Gov. Rick Snyder launched his second term touting Detroit's recent emergence from bankruptcy and a new way of structuring state government so Michigan's downtrodden residents could join a "river of opportunity."
A year later, a real river — the Flint River — and the fallout from a water crisis in another impoverished city have marred the Republican's image as a practical problem-solver.
Snyder is preparing to deliver his sixth State of the State address Tuesday, where he will be met by a large protest that is likely to echo the withering criticism over Flint's water disaster coming from inside and outside of Michigan.
No stranger to controversy after enacting right-to-work laws in organized labor's backyard and blessing Detroit's bankruptcy that resulted in cuts to retiree pensions and health care benefits, Snyder's legacy surely will include the regulatory failures that led to an underwhelming response to Flint's lead-tainted drinking water.
He has intensified efforts in recent weeks — declaring an emergency, pledging another round of state funding, activating the National Guard to help hand out lead tests, filters and bottled water and seeking and receiving federal assistance — but to many, it took way too long.
Snyder is despised in Flint and characterized as uncaring — a stunning reversal for a governor who has paid plenty of attention to urban renewal, such as Detroit's increasing recovery and the expansion of Medicaid to 600,000 low-income adults, and has been focused on making government be more "people-centric."
Outside water quality and medical experts had uncovered evidence that the decision to switch Flint from Detroit's water system to the more corrosive river in April 2014 — a money-saving move while under state financial management — leached lead from services lines and pipes. Exposure to lead can cause behavior problems and learning disabilities in children and kidney ailments in adults.
The Detroit system, which taps Lake Huron, adds a corrosion-control agent to prevent lead in pipes from getting into the water. Flint had not been doing that, which meant the river water was 25 times more corrosive, according Virginia Tech environmental engineering professor Marc Edwards.
But people in Snyder's administration dismissed experts' and residents' concerns, and it was not until late September that Snyder promised to take action.
He seemingly had things under control in October. He committed $10.6 million to reconnect Flint to Detroit's water supply, buy filters, test water samples, inspect homes and schools and coordinate care for children with elevated blood-lead levels. He also created an independent task force to investigate the situation.
But three events — all in December — hastened what has become a near-daily barrage of negative news.
The task force sounded alarms in a Dec. 7 letter about poor coordination in the response effort and suggested the need for the state to set goals and timelines and communicate better with the community. Critics complained about a lack of urgency from Snyder and no trained emergency response manager on the ground.
New Flint Mayor Karen Weaver declared an emergency Dec. 14 in a bid to ultimately secure federal aid. Fifteen days later, Snyder accepted the resignation of Michigan Department of Environmental Quality Director Dan Wyant after the task force put the lion's share of the blame for the lead crisis on his agency and criticized its attempts to discredit residents' concerns.
Snyder has apologized and was in Flint last week to ramp up relief efforts.

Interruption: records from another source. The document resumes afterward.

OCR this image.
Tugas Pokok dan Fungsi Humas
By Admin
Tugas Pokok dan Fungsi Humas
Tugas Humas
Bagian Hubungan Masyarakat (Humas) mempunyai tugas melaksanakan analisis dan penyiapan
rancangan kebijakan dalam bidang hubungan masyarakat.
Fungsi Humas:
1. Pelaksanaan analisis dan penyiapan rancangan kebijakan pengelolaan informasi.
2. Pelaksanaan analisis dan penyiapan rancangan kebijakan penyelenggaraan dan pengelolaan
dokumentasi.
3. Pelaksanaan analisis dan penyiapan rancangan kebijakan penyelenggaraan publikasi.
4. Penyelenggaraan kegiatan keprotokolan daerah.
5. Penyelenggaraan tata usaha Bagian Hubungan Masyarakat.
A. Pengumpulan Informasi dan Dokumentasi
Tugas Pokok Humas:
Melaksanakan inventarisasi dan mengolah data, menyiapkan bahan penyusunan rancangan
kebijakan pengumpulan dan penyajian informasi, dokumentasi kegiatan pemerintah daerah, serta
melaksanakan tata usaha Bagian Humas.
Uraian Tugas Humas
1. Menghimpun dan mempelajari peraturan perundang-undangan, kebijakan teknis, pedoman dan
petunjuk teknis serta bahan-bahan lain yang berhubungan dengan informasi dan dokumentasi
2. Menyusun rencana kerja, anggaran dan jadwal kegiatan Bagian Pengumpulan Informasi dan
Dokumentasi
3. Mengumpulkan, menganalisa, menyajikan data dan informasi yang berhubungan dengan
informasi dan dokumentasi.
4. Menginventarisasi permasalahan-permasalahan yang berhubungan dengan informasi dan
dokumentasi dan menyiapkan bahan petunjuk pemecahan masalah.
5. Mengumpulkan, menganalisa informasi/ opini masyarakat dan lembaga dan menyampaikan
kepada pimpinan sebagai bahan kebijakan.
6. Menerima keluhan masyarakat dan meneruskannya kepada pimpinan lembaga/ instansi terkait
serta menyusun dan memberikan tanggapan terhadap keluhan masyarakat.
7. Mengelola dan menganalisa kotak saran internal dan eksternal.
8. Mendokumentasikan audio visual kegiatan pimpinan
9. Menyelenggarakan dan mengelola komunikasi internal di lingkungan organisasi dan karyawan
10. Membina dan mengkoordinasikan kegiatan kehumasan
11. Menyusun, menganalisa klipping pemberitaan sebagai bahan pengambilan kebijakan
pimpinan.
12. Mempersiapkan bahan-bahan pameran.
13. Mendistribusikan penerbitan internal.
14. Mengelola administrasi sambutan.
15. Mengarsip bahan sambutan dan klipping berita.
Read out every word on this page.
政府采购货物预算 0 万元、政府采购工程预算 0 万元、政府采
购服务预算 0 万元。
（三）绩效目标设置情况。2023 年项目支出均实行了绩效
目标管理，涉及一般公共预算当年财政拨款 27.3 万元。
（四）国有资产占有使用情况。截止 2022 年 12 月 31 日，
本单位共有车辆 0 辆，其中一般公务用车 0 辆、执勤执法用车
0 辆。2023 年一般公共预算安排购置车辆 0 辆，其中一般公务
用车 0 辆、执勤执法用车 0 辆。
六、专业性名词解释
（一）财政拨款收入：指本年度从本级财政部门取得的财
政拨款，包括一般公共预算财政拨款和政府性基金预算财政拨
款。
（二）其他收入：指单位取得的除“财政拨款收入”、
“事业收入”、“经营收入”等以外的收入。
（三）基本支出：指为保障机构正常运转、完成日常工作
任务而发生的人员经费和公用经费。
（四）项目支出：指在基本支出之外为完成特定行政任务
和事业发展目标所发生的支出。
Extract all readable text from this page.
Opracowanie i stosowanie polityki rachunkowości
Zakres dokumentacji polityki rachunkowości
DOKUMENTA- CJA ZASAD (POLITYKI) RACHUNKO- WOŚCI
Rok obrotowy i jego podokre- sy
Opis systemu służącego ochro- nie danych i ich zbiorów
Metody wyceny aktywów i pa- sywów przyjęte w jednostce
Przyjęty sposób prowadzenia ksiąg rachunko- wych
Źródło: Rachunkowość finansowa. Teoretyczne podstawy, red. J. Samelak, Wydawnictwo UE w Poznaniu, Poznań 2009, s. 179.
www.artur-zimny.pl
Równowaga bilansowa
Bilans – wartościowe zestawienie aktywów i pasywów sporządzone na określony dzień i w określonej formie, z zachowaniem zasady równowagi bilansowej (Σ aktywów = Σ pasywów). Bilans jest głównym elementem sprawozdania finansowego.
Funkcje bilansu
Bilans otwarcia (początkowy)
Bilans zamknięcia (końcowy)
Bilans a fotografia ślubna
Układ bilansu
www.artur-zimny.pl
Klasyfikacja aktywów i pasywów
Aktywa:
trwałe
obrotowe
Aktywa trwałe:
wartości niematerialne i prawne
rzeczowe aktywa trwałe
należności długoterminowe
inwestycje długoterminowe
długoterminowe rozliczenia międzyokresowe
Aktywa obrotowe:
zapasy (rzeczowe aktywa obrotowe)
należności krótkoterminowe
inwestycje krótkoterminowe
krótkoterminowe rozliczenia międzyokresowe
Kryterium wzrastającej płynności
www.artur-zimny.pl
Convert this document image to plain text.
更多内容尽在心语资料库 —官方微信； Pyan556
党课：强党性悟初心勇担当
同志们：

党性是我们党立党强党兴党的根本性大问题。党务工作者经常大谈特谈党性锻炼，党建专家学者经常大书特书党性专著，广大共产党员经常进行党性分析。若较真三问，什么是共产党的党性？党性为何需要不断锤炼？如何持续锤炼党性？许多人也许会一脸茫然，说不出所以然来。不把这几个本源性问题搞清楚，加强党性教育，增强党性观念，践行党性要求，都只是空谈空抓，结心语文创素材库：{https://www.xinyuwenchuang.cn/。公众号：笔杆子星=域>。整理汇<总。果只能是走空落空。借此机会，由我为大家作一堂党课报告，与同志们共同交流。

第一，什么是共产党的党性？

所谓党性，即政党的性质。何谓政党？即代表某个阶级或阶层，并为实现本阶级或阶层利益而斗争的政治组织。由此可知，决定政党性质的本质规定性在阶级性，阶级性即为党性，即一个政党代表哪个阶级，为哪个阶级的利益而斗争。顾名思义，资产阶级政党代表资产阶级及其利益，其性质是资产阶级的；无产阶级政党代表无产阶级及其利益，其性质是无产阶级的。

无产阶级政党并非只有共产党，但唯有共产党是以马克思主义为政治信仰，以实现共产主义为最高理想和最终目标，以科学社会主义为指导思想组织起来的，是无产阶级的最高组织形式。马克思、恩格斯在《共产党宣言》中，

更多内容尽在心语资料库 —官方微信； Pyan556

But he also held an impromptu news conference on Wednesday to say the county where Flint is located has seen an increase in Legionnaires' diseases cases, including 10 deaths. State health officials say they cannot conclude the spike was related to Flint's water.
The fallout could linger for months, potentially years, to come.
The U.S. Justice Department is helping the Environmental Protection Agency investigate, and state Attorney General Bill Schuette on Friday opened his own probe, which could focus on whether environmental laws were broken or if there was official misconduct.
Some activists have called for Snyder's resignation or arrest.
"I've apologized for what's gone on with the state," Snyder said last week in Flint. "I am responsible for state government, so I have a degree of responsibility. That's why we've tried to be prudent about taking actions to address where those problems were, what those issues were ... Again, I wish they never would have happened."